Be very wary of anyone that has trouble distinguishing "devops" from system
administration with modernized toolsets, especially if they aren't talking
about deploying in-house software. Those are the kinds of organizations that
are so far behind technology curves they'll drag you down as a vendor,
contractor, or employee trying to support them if you don't hold them at arm's
length. Because if you're not competent at basic system administration, I
doubt spending money on any form of "devops" by any definition will be useful
- think of the "you must be this tall to use microservices" concept.

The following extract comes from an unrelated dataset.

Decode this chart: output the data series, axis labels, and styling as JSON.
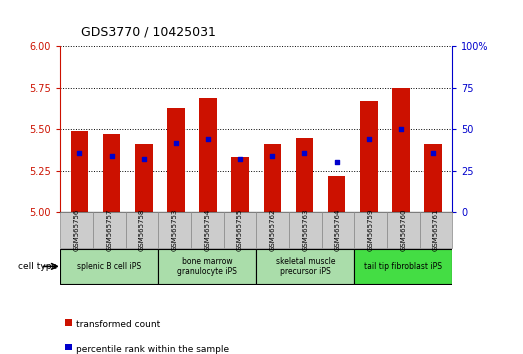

The worst is if there's something about culture that's the fundamental goal,
the larger the company the more clients seem interested in essentially under-
market-rate management consulting by using engineers than MBAs. These also
tend to be the same companies that seem to incessantly talk about "it's hard
to turn around an aircraft carrier" and have probably discouraged and
disengaged employees enough that any form of bottom-up culture change is
hampered before it can take off.

------
nicolashahn
DevOps to engineers is the pit crew to the Formula 1 driver.

------
rospaya
Can anyone answer what DevOps actually is? Like in practice? Every single
definition I saw is just buzzwords, and inconsistent at that.

------
tzs
> By Justin Arbuckle

...

> Data Economy published an editorial by our own Justin Arbuckle

...

> Justin urges us all to move past buzzwords

...

> As Justin

...

> Author Justin Arbuckle

Is tzs the only one who finds writing about oneself in third person a bit odd?